Il patto di famiglia

da | Ago 3, 2020

Il patto di famiglia è un istituto introdotto dal Legislatore con L. 14 febbraio 2006, n. 55, con cui si mira a facilitare l’imprenditore nel passaggio generazionale dell’impresa; lo scopo è quello di rendere stabile, davanti a eventuali future contestazioni all’apertura della successione, il trasferimento dell’azienda o delle partecipazioni all’interno di società di persone e/o […]

Il patto di famiglia è un istituto introdotto dal Legislatore con L. 14 febbraio 2006, n. 55, con cui si mira a facilitare l’imprenditore nel passaggio generazionale dell’impresa; lo scopo è quello di rendere stabile, davanti a eventuali future contestazioni all’apertura della successione, il trasferimento dell’azienda o delle partecipazioni all’interno di società di persone e/o di capitali.

patto di famiglia

Chi sono i soggetti coinvolti nel patto di famiglia?

La Legge concede l’utilizzo dell’istituto a soggetti ben qualificati; le parti sono necessariamente: l’imprenditore, uno o più discendenti (figli o nipoti) e i soggetti che la Legge considera legittimari (ovvero, ai sensi dell’art. 536 c.c., gli ascendenti, la moglie e i figli a cui non viene trasferita l’attività imprenditoriale). Tutti i soggetti di cui sopra, al fine di rendere stabile il negozio, sono chiamati a parteciparvi.

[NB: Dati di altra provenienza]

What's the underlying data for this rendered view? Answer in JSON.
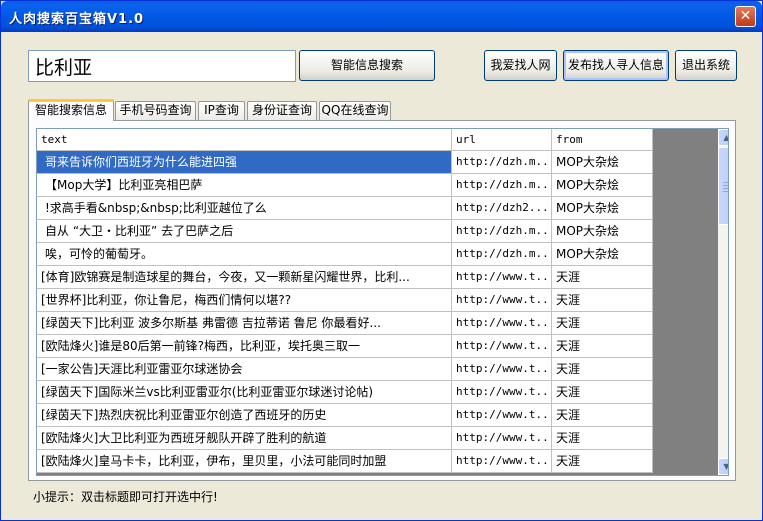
{
  "window": {
    "title": "人肉搜索百宝箱V1.0",
    "close_label": "✕"
  },
  "search": {
    "value": "比利亚",
    "button_label": "智能信息搜索"
  },
  "buttons": {
    "love": "我爱找人网",
    "publish": "发布找人寻人信息",
    "exit": "退出系统"
  },
  "tabs": [
    "智能搜索信息",
    "手机号码查询",
    "IP查询",
    "身份证查询",
    "QQ在线查询"
  ],
  "columns": [
    "text",
    "url",
    "from"
  ],
  "rows": [
    {
      "text": "哥来告诉你们西班牙为什么能进四强",
      "url": "http://dzh.m...",
      "from": "MOP大杂烩"
    },
    {
      "text": "【Mop大学】比利亚亮相巴萨",
      "url": "http://dzh.m...",
      "from": "MOP大杂烩"
    },
    {
      "text": "!求高手看&nbsp;&nbsp;比利亚越位了么",
      "url": "http://dzh2....",
      "from": "MOP大杂烩"
    },
    {
      "text": "自从 “大卫・比利亚” 去了巴萨之后",
      "url": "http://dzh.m...",
      "from": "MOP大杂烩"
    },
    {
      "text": "唉，可怜的葡萄牙。",
      "url": "http://dzh.m...",
      "from": "MOP大杂烩"
    },
    {
      "text": "[体育]欧锦赛是制造球星的舞台，今夜，又一颗新星闪耀世界，比利...",
      "url": "http://www.t...",
      "from": "天涯"
    },
    {
      "text": "[世界杯]比利亚，你让鲁尼，梅西们情何以堪??",
      "url": "http://www.t...",
      "from": "天涯"
    },
    {
      "text": "[绿茵天下]比利亚 波多尔斯基 弗雷德 吉拉蒂诺 鲁尼 你最看好...",
      "url": "http://www.t...",
      "from": "天涯"
    },
    {
      "text": "[欧陆烽火]谁是80后第一前锋?梅西，比利亚，埃托奥三取一",
      "url": "http://www.t...",
      "from": "天涯"
    },
    {
      "text": "[一家公告]天涯比利亚雷亚尔球迷协会",
      "url": "http://www.t...",
      "from": "天涯"
    },
    {
      "text": "[绿茵天下]国际米兰vs比利亚雷亚尔(比利亚雷亚尔球迷讨论帖)",
      "url": "http://www.t...",
      "from": "天涯"
    },
    {
      "text": "[绿茵天下]热烈庆祝比利亚雷亚尔创造了西班牙的历史",
      "url": "http://www.t...",
      "from": "天涯"
    },
    {
      "text": "[欧陆烽火]大卫比利亚为西班牙舰队开辟了胜利的航道",
      "url": "http://www.t...",
      "from": "天涯"
    },
    {
      "text": "[欧陆烽火]皇马卡卡，比利亚，伊布，里贝里，小法可能同时加盟",
      "url": "http://www.t...",
      "from": "天涯"
    }
  ],
  "hint": "小提示：双击标题即可打开选中行!",
  "scrollbar": {
    "up": "▲",
    "down": "▼"
  },
  "colors": {
    "selection": "#316ac5",
    "titlebar": "#0058e6",
    "tab_accent": "#ffc83c"
  }
}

Il patto di famiglia è una donazione?

L’art. 768-bis del Codice Civile parla genericamente di trasferimento dell’attività imprenditoriale. La genericità di tale norma ha fatto sì che la dottrina si sia divisa in tre tesi diverse. Secondo parte della dottrina, il patto di famiglia costituirebbe una donazione e, più precisamente, una donazione modale. Il motivo per cui si è giunti a tale interpretazione è dovuto al fatto che manca nel complesso delle norme relative all’istituto ogni riferimento a un corrispettivo, dall’esclusione alla collazione e all’azione di riduzione dell’oggetto del patto di famiglia. Detto istituto, inoltre, prevede all’art. 768-quater l’obbligo – considerato onere legale – da parte del beneficiario del trasferimento, di liquidare i diritti successori dei soggetti legittimari dell’imprenditore che trasferisce l’attività produttiva.

Una seconda tesi, formulata da altra dottrina, ritiene che il patto abbia una natura di divisione, operando lo stesso un’estromissione dell’attività produttiva dalla futura successione. Infine, una terza tesi, lo ritiene un nuovo contratto tipizzato dal Legislatore che si pone a metà strada tra la donazione e la successione. Questo contratto complesso racchiude in sé un negozio avente natura liberale – il trasferimento dell’attività produttiva – nonché un negozio a causa solutoria, quindi onerosa, consistente nella liquidazione dei diritti successori dei legittimari non beneficiari.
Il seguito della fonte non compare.